Donnerstag, 30. Juni 2011

Was lächelt die so unmarkgräflich?





Der Naumburger Meister hat keine Xanthippe aus ihr gemacht: Reglindis

(Bild Linsengericht / Wiki.)



“Gestaltung, Umgestaltung, des ewigen Sinnes ewige Unterhaltung”, heißt es im Faust und das könnte als Motto auch - wo gälte es nicht? - über der Kunstgeschichte stehen.
Was umgestaltet wird, ist aber recht unterschiedlich und nicht belanglos.
Ob Aiwauwau performativ eine Ming-Vase zerstört oder der NAUMBURGER MEISTER, dessen Name unbekannt ist, Personenskulpturen schafft, das macht großen Unterschied.
Die Alberei mit der Vase spielt mit der provokativen Wertvernichtung. Der fränkische Bildhauer gibt dem Betrachter Anschauung des mittelalterlichen Adels, der aber sehr allgemein menschlich und persönlich dargestellt wird. Man sieht im Naumburger Dom die ansteckend freundliche Kaiserin Adelheid, die nette, dicke Reglindis mit ihrem gedankenverlorenen Gatten und die noble (hochnäsige?) Uta mit ihrem brutal wirkenden Nebenmann. Solche Gestaltung wirkt auf den entsprechend disponierten Rezipienten anregend in Richtung einer psychologisch gestimmten Betrachtung und man könnte annehmen, daß hier keimhafte Anfänge der Psychologie im Norden zu finden sind, vermittelt über den Sehsinn. Die Unterschiedlichkeit der Menschen wird ansehbar, eine abstrahierende, kognitive Systematisierung folgt, anknüpfend an die antike Charakterlehre des Galenos.
Da die Psychologie nur im Okzident entsteht und es sie im islamischen Kulturraum bis heute nicht gibt, so ist zu vermuten, daß das islamische Bilderverbot nicht nur eine schlimme Verkrüppelung der Kunstentwicklung bewirkte, sondern auch die einschlägige Wissenschaft unterdrückte und individuelle (Menschen-) Rechte verhinderte, ebenfalls bis heute.
Im christlich-orthodoxen Kulturraum fällt auf, daß sich die bildende Kunst vorwiegend mit Heiligen- und Heldenverehrung (inkl. Zaren) befaßte, und daß diese unentwickelte Anschauung des Menschen korrespondiert mit einer Geringschätzung des Individuums und seiner Rechte. Damit ist auch die Schwäche des Rechtsstaates verbunden östlich von Wien.

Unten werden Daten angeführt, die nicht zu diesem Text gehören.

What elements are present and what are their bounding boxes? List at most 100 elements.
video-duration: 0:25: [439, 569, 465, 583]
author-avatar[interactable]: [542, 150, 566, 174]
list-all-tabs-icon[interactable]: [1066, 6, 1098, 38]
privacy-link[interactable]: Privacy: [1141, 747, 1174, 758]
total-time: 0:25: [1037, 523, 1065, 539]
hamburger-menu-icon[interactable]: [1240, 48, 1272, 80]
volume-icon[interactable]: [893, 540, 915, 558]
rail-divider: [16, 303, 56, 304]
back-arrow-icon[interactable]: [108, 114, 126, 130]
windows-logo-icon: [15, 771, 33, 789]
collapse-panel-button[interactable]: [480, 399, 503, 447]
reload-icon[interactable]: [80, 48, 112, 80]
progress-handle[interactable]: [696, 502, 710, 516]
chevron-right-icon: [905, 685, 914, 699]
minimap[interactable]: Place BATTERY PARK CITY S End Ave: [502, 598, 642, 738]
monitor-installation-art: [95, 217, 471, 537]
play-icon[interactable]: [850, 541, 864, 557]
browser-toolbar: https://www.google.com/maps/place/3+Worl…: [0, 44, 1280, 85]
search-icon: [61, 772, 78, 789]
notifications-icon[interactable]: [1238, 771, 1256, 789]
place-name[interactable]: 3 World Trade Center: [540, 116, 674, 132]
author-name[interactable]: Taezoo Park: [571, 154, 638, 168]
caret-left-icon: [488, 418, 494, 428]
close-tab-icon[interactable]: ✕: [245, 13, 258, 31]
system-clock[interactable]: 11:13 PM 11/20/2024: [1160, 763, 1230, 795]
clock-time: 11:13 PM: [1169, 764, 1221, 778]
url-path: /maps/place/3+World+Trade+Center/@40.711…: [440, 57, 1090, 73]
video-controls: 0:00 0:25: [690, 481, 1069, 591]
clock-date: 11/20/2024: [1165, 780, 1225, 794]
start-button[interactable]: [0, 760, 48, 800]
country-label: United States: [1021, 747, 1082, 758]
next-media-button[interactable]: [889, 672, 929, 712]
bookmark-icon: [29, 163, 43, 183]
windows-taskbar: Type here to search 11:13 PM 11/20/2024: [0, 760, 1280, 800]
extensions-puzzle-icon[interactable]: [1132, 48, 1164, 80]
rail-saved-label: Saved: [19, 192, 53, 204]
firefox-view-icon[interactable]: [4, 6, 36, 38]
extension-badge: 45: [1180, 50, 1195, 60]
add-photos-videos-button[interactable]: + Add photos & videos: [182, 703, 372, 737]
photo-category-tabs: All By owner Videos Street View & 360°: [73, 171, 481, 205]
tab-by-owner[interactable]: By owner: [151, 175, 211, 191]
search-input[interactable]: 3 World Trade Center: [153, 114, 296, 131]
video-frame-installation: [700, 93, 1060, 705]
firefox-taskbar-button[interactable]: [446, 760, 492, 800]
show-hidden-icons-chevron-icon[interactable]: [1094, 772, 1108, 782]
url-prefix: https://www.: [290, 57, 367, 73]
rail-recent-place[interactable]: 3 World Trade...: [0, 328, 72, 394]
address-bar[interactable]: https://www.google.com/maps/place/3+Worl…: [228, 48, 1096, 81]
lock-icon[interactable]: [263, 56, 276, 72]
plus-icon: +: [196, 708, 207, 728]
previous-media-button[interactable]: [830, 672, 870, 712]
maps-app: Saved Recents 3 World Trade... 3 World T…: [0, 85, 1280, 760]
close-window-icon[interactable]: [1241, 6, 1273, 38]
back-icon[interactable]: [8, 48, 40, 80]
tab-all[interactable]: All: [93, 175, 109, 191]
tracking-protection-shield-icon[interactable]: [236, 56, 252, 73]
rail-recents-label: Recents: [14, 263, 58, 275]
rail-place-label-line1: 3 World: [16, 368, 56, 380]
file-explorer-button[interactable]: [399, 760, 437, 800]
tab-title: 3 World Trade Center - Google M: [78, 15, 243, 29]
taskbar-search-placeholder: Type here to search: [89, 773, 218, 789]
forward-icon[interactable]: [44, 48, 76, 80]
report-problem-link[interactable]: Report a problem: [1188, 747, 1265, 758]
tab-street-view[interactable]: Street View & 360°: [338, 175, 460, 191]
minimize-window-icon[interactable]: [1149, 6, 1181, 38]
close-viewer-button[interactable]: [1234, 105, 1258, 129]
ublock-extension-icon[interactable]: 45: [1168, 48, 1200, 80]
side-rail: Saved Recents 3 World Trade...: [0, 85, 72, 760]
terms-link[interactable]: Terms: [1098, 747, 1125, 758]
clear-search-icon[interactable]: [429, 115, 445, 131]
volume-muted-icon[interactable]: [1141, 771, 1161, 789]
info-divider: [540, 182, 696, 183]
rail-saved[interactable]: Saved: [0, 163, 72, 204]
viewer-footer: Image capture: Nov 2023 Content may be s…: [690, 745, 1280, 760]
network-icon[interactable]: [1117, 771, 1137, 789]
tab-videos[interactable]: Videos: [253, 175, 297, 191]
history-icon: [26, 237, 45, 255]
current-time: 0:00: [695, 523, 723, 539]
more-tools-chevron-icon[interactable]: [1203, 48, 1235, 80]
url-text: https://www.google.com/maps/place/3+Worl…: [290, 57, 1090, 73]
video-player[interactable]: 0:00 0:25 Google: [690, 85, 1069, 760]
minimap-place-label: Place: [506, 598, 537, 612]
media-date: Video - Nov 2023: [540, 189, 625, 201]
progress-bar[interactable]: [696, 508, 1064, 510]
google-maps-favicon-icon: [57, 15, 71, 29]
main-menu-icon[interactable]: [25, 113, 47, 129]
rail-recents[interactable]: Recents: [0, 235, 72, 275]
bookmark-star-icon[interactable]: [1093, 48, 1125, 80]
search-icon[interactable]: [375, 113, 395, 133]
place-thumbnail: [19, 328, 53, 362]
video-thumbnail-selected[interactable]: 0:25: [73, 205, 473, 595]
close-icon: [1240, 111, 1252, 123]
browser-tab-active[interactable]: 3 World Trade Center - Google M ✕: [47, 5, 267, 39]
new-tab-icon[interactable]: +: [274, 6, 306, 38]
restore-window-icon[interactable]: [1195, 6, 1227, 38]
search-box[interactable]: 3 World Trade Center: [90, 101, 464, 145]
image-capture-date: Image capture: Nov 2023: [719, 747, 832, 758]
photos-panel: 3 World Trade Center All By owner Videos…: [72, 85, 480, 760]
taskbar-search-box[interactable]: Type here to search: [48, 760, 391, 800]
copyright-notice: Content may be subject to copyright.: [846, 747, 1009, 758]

Interessant ist, daß der fränkische Bildhauer, der wohl aus dem heutigen Nordfrankreich stammte, Aufträge aus dem östlichen Naumburg bekam. Der innereuropäische Wettbewerb um die beeindruckendsten Bauten und die schönsten Bilder und Skulpturen sorgte, im Verein mit persönlicher Eitelkeit und skrupelloser Verschwendungssucht, für einen innereuropäischen Kulturaustausch. Wobei in der Gotik galt: ex occidente lux.

Aus der Kunst werde Wissenschaft, sie habe dann ihre Aufgabe erfüllt, erwartete Hegel. Ob er meinte, danach gäbe es höchstens noch Post-Kunst?


Gestern wurde in Naumburg eine große Ausstellung „Der Naumburger Meister – Bildhauer und Architekt im Europa der Kathedralen“ eröffnet (bis zum 2. November 2011, bitte Katalog mitbringen!)